Another vehicle would be stolen from a local shipping company late that afternoon and parked near the apartment. It would be used to take the five man assault team to the terminal. As for the three ‘fishermen,’ they would be using a boat they had moored behind the building to simply sail across the river into the canal leading to the LNG terminal at first light. There they would pretend to fish while they waited for the ship to arrive.
That evening, the twelve men and Yousef attended a local mosque for the Maghreb prayers, said after sunset. Each man asked Allah for the strength and the courage to complete their mission, in addition to praying for the families they would be leaving behind.
After prayers, the men assaulting the gas terminal cleaned their weapons one last time and loaded extra magazines, in case they became embroiled in a fire fight.
They had compressed air rifles, and their extra ammunition consisted of three additional tanks of compressed air, each weighing fifteen pounds and good for firing up to eight hundred rounds. Plus, in a backpack, they would carry two thousand extra plastic rounds packed into forty magazines that held fifty rounds each.
All of this was in addition to the four magazines they would each carry in an ammo belt for quick access.

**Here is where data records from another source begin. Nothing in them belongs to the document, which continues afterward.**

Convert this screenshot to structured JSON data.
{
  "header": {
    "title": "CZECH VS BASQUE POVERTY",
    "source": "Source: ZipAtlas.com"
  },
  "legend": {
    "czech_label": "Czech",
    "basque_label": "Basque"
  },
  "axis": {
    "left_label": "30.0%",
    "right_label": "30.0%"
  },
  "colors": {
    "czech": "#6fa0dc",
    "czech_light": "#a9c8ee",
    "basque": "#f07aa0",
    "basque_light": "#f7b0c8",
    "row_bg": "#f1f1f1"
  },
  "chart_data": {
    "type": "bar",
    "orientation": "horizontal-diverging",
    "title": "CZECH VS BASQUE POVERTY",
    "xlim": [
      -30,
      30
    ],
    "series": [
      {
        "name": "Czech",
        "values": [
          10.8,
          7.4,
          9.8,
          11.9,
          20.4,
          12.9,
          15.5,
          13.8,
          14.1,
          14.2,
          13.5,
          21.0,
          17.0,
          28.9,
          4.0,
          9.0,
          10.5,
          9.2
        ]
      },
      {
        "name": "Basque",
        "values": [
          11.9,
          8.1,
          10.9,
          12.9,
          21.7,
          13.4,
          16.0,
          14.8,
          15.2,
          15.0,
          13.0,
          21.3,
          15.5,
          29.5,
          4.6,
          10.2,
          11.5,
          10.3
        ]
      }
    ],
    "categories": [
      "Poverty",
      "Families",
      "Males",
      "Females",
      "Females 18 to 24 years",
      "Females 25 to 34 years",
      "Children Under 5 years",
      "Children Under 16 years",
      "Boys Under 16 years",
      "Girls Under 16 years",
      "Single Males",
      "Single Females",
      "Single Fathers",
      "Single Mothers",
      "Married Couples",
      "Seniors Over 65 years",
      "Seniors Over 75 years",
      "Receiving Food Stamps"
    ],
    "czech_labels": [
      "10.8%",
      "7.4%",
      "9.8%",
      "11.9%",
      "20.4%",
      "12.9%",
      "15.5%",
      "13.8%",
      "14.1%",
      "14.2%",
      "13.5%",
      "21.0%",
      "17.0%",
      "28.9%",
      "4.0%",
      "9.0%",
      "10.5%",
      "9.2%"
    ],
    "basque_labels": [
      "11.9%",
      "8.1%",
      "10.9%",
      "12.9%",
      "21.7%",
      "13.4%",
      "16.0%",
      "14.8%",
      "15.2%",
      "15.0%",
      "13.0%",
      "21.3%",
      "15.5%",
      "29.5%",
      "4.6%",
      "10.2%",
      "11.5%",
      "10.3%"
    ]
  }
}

They had chosen the air rifles over firearms because of the danger of setting off the gas fumes that would be hanging stagnantly over the berthed ship.
If those fumes were ignited, they might damage the rubber gaskets that they would install on the vent stacks, which would, in turn, reduce
the pressure in the containment vessels and eliminate the explosive power of the concentrated gas.
The men who would accompany Yousef in hijacking the other ship, cleaned and loaded their AK47s, along with loading a dozen extra ammo clips each. They had chosen to go with real firearms because they weren’t concerned with the gases building up around a moving ship.
Together, all of the men double-checked the explosives. They were ensuring that the shaped charges were still shaped properly after having been moved from the maker’s garage in Frankfurt to the flat in Hamburg.